I support the efforts of Treasury Secretary Timothy Geithner to strengthen U.S. ties with China, which has become the largest creditor of the U.S. government. China now owns more U.S. Treasury notes than any other country, and we rely on it to continue buying those notes as an essential part of our economy.
China is perhaps the only thriving Communist economy in the world. Vietnam may be another. Their success apparently is based on allowing a limited capitalist market economy to exist within a political system of total control, with the central government retaining all the forms of repression traditionally associated with communist control of the country’s political system.
The New York Times reported, “Mr. Geithner’s language and tone appear decidedly gentler” toward China. As the U.S. becomes more reliant on China to finance our economy, the question is: Do we have a Plan B should the Chinese make unacceptable demands upon us in our foreign policy or with respect to our economy?
Racial discrimination continues to be present in our society.
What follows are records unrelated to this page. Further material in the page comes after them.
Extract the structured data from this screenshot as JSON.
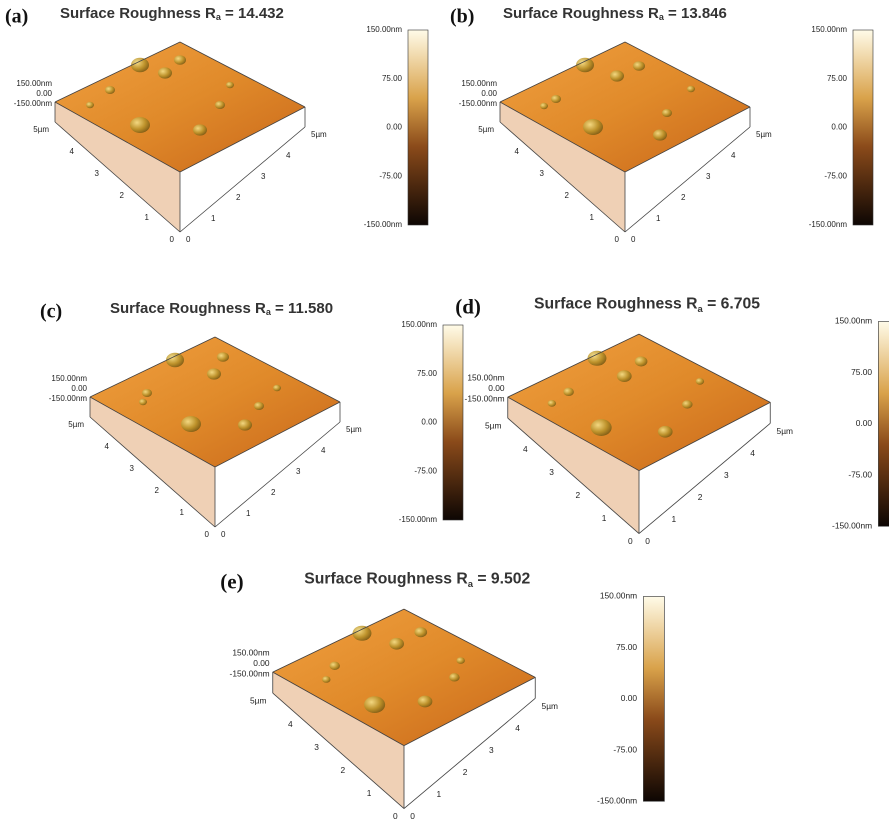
{
  "panels": [
    {
      "label": "(a)",
      "title": [
        "Surface Roughness R",
        "a",
        " = 14.432"
      ]
    },
    {
      "label": "(b)",
      "title": [
        "Surface Roughness R",
        "a",
        " = 13.846"
      ]
    },
    {
      "label": "(c)",
      "title": [
        "Surface Roughness R",
        "a",
        " = 11.580"
      ]
    },
    {
      "label": "(d)",
      "title": [
        "Surface Roughness R",
        "a",
        " = 6.705"
      ]
    },
    {
      "label": "(e)",
      "title": [
        "Surface Roughness R",
        "a",
        " = 9.502"
      ]
    }
  ],
  "colorbar_labels": [
    "150.00nm",
    "75.00",
    "0.00",
    "-75.00",
    "-150.00nm"
  ],
  "z_labels": [
    "150.00nm",
    "0.00",
    "-150.00nm"
  ],
  "left_axis_labels": [
    "5µm",
    "4",
    "3",
    "2",
    "1",
    "0"
  ],
  "right_axis_labels": [
    "0",
    "1",
    "2",
    "3",
    "4",
    "5µm"
  ]
}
As mayor of New York City, I opposed the use of racial quotas to address situations where racial discrimination had been established. Instead of racial set-asides, I advocate lotteries allowing whites and minorities to be included.
Many whites, blacks, and Hispanics have a different view. They believe racial quotas are supportable even now that we have a black president. Correcting a situation where discrimination against minorities has been established with race-based quotas is simply, in my opinion, engaging in reverse racism. I agree with U.S. Supreme Court Chief Justice John Roberts that “The way to stop discrimination on the basis of race is to stop discriminating on the basis of race.”
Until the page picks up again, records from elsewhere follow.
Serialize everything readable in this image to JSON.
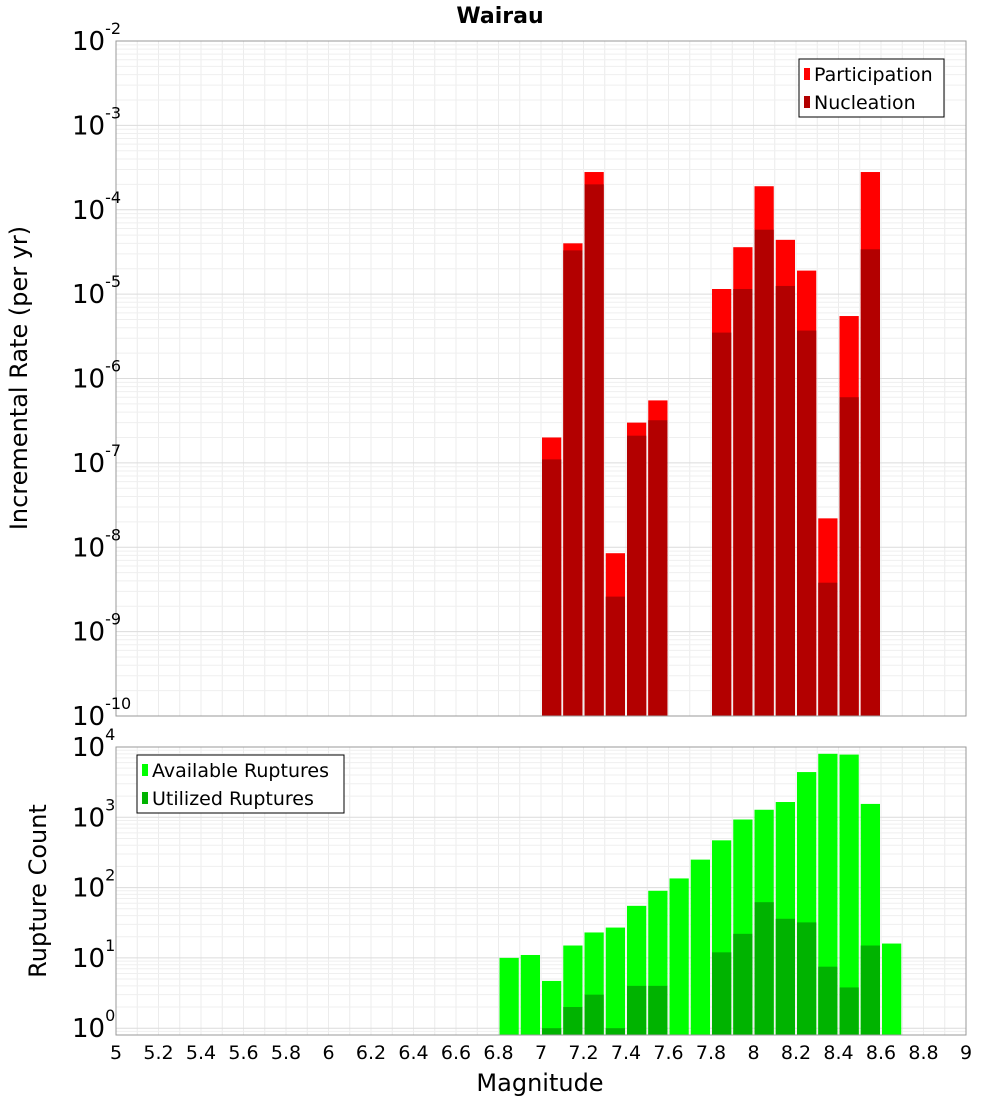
{
  "chart_data": [
    {
      "type": "bar",
      "title": "Wairau",
      "xlabel": "",
      "ylabel": "Incremental Rate (per yr)",
      "yscale": "log",
      "ylim": [
        1e-10,
        0.01
      ],
      "xlim": [
        5,
        9
      ],
      "grid": true,
      "legend_position": "top-right",
      "bin_width": 0.1,
      "ytick_labels": [
        {
          "base": "10",
          "exp": "-10"
        },
        {
          "base": "10",
          "exp": "-9"
        },
        {
          "base": "10",
          "exp": "-8"
        },
        {
          "base": "10",
          "exp": "-7"
        },
        {
          "base": "10",
          "exp": "-6"
        },
        {
          "base": "10",
          "exp": "-5"
        },
        {
          "base": "10",
          "exp": "-4"
        },
        {
          "base": "10",
          "exp": "-3"
        },
        {
          "base": "10",
          "exp": "-2"
        }
      ],
      "x": [
        7.05,
        7.15,
        7.25,
        7.35,
        7.45,
        7.55,
        7.85,
        7.95,
        8.05,
        8.15,
        8.25,
        8.35,
        8.45,
        8.55
      ],
      "series": [
        {
          "name": "Participation",
          "color": "#ff0000",
          "values": [
            2e-07,
            4e-05,
            0.00028,
            8.5e-09,
            3e-07,
            5.5e-07,
            1.15e-05,
            3.6e-05,
            0.00019,
            4.4e-05,
            1.9e-05,
            2.2e-08,
            5.5e-06,
            0.00028
          ]
        },
        {
          "name": "Nucleation",
          "color": "#b30000",
          "values": [
            1.1e-07,
            3.3e-05,
            0.0002,
            2.6e-09,
            2.1e-07,
            3.2e-07,
            3.5e-06,
            1.15e-05,
            5.8e-05,
            1.25e-05,
            3.7e-06,
            3.8e-09,
            6e-07,
            3.4e-05
          ]
        }
      ]
    },
    {
      "type": "bar",
      "title": "",
      "xlabel": "Magnitude",
      "ylabel": "Rupture Count",
      "yscale": "log",
      "ylim": [
        0.8,
        10000
      ],
      "xlim": [
        5,
        9
      ],
      "grid": true,
      "legend_position": "top-left",
      "bin_width": 0.1,
      "ytick_labels": [
        {
          "base": "10",
          "exp": "0"
        },
        {
          "base": "10",
          "exp": "1"
        },
        {
          "base": "10",
          "exp": "2"
        },
        {
          "base": "10",
          "exp": "3"
        },
        {
          "base": "10",
          "exp": "4"
        }
      ],
      "xticks": [
        "5",
        "5.2",
        "5.4",
        "5.6",
        "5.8",
        "6",
        "6.2",
        "6.4",
        "6.6",
        "6.8",
        "7",
        "7.2",
        "7.4",
        "7.6",
        "7.8",
        "8",
        "8.2",
        "8.4",
        "8.6",
        "8.8",
        "9"
      ],
      "x": [
        6.85,
        6.95,
        7.05,
        7.15,
        7.25,
        7.35,
        7.45,
        7.55,
        7.65,
        7.75,
        7.85,
        7.95,
        8.05,
        8.15,
        8.25,
        8.35,
        8.45,
        8.55,
        8.65
      ],
      "series": [
        {
          "name": "Available Ruptures",
          "color": "#00ff00",
          "values": [
            10,
            11,
            4.7,
            15,
            23,
            27,
            55,
            90,
            135,
            250,
            470,
            930,
            1280,
            1650,
            4400,
            8000,
            7800,
            1550,
            16
          ]
        },
        {
          "name": "Utilized Ruptures",
          "color": "#00b300",
          "values": [
            0,
            0,
            1,
            2,
            3,
            1,
            4,
            4,
            0,
            0,
            12,
            22,
            62,
            36,
            32,
            7.5,
            3.8,
            15,
            0
          ]
        }
      ]
    }
  ]
}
Before Roberts' statement, I believed those who took the view that racial quotas, which they prefer to call affirmative action, goals, and timetables, were acceptable had won the argument. I now believe that those who never surrendered their view that racial quotas were wrong and just as distasteful as race discrimination against blacks have won.
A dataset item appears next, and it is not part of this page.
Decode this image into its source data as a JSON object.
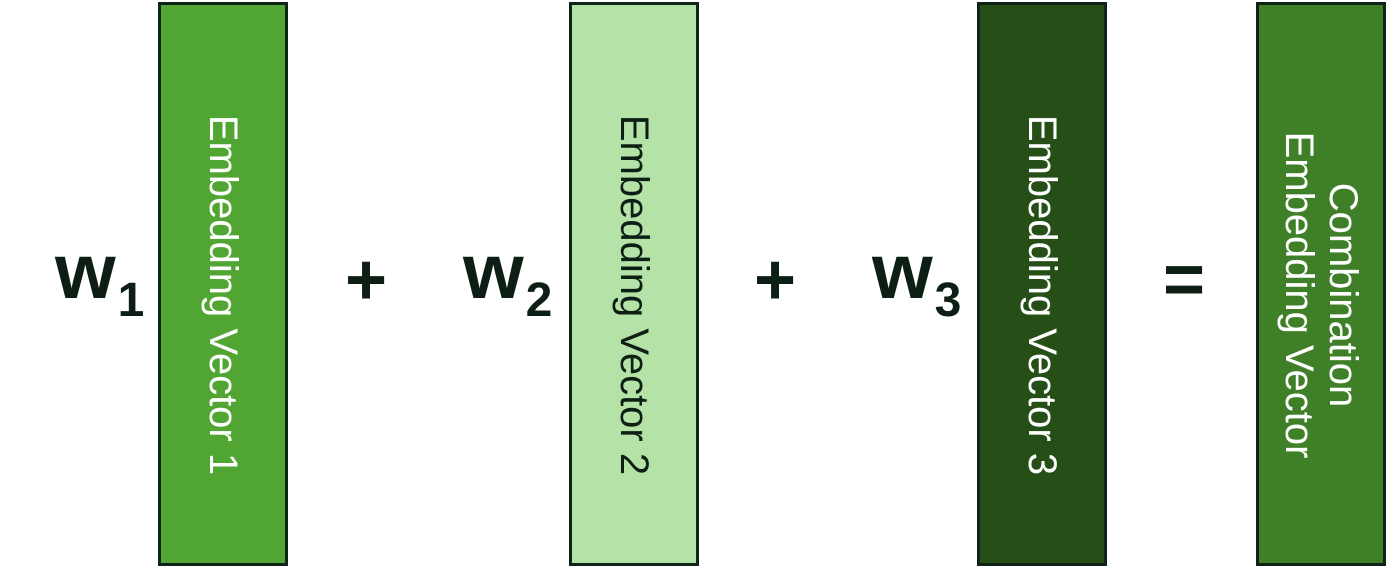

The Supreme Court soon will hear arguments in the Connecticut case involving a civil service test for firemen. That test was set aside when a sufficient number of blacks and Hispanics did not pass. The technical jargon is that there was a disparate outcome for blacks. White applicants and one Hispanic who had passed the test and committed no discriminatory acts were denied promotions.
Interestingly, Judge Sonia Sotomayor, in her capacity as a federal circuit court judge, affirmed the decision of a lower court judge setting aside the results of a Civil Service test leading to the outcome described. I support the nomination of Sotomayor to the Supreme Court, notwithstanding my disagreement with her decision. Until the Supreme Court settles the matter, her point of view, which many hold, is as valid as the opinion I agree with, that reverse racism is as wrong as racism.
Clarification: In my commentary last week advocating the "road map" and the two-state solution for the conflict between Israelis and Palestinians, I erred when I wrote that I had met King Abdullah II of Jordan. I intended to state that I had met his father, the late King Hussein.